Abstract Green hydrogen which could be produced from renewable sources by solar water splitting or photovoltaic electrolysis will play an important role in achieving net-zero in the near future. One possible approach will be to mix hydrogen with natural gas for power generation in gas turbine systems. It is necessary to know the physical properties of burning speed of the mixture of natural gas and hydrogen. Since natural gas is mainly made up of methane, the burning speed of mixtures of methane and hydrogen has been measured and reported in this paper. Adding hydrogen gas during the combustion of methane enhances flame stability, expands the lean flammability range, decreases pollutant emissions, and boosts the burning speed. Burning speed measurement is performed in a cylindrical and spherical chamber. The pressure rise due to combustion was measured by a pressure transducer on the top of cylindrical and spherical chambers. The Z-shaped Schlieren system, equipped with a high-speed complementary metal oxide semiconductor (CMOS) camera, obtains pictures of flame propagation. Laminar burning speed is measured exclusively for flames that have a smooth and spherical shape.
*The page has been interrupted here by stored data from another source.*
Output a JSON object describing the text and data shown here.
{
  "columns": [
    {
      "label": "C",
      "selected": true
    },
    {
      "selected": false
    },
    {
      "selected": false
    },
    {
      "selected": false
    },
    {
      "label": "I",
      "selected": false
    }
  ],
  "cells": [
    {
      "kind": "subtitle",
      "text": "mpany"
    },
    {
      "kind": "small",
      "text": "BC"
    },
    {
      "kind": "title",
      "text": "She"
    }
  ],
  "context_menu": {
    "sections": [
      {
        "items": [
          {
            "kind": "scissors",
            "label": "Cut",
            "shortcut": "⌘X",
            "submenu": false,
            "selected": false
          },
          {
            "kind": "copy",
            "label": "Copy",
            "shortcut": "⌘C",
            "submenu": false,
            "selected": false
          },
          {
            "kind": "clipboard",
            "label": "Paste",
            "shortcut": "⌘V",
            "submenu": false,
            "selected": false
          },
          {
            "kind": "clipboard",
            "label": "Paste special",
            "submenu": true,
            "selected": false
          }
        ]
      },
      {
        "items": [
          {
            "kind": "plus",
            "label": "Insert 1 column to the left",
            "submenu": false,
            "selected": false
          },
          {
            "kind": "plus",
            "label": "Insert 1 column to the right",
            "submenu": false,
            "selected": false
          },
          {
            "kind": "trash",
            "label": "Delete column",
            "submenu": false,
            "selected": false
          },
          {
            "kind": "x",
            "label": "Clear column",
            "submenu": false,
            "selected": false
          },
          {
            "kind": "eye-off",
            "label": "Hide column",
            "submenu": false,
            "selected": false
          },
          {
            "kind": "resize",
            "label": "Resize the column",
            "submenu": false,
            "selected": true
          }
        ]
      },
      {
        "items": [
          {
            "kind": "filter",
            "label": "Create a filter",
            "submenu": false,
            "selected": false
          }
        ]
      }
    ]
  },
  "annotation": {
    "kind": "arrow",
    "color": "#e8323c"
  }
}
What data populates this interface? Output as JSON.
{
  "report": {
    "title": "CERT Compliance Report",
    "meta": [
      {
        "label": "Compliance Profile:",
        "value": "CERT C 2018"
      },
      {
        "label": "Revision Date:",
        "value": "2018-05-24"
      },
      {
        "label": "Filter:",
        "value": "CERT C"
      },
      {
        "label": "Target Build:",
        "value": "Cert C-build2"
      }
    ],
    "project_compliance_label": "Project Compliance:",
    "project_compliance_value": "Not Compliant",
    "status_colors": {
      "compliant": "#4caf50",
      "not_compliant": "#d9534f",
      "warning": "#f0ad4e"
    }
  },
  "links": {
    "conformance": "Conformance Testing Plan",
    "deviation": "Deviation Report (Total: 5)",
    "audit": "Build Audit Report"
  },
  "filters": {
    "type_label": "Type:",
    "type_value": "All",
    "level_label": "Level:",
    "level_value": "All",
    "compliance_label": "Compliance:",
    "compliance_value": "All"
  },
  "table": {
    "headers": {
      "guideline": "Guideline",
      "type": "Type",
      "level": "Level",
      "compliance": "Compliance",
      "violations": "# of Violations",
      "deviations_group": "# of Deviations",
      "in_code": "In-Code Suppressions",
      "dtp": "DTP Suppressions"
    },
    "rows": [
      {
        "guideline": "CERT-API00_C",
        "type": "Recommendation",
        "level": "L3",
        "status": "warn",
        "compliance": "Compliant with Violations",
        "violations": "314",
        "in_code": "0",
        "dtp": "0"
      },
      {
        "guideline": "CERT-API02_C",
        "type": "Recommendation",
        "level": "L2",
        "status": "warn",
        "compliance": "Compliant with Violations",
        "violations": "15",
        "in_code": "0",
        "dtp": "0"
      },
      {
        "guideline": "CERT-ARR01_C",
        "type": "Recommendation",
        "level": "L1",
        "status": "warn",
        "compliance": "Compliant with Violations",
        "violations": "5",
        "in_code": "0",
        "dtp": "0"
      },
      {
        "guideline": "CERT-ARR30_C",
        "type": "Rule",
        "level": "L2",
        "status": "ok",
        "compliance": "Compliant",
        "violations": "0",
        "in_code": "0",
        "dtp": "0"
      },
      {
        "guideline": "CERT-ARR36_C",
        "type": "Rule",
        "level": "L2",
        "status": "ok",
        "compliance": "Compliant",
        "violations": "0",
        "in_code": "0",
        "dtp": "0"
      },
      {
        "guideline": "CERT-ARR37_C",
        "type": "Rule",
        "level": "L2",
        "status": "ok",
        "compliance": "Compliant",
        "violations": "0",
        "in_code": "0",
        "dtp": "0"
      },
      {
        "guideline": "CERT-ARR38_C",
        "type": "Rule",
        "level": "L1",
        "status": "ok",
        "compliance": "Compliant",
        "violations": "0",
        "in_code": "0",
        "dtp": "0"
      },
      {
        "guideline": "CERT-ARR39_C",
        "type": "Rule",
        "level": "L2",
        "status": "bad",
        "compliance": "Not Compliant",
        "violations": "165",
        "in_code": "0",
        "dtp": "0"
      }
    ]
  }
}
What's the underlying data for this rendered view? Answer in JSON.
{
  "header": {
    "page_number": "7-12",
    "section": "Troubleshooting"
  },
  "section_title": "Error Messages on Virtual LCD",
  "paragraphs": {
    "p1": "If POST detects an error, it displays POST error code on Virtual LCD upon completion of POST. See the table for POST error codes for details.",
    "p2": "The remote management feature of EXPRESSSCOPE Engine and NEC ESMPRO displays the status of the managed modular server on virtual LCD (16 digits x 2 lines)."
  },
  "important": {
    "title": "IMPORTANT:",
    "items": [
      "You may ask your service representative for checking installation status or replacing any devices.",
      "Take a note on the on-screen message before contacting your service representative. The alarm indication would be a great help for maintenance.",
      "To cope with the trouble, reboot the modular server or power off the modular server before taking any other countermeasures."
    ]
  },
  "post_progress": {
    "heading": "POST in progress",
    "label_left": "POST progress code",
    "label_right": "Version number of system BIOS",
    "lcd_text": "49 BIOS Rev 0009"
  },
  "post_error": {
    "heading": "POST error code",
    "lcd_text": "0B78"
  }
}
In addition, burning speed is only measured for large flame radii with low stretch rates. Burning speed is calculated by a thermodynamic model with the pressure rise data as an input. Measurements cover a wide range of operating conditions. The hydrogen mole fraction is 0%, 20%, and 40%, with temperatures of 298–400 K, pressures between 0.5 and 5.5 atmospheres and equivalence ratios of 0.8, 1, and 1.2.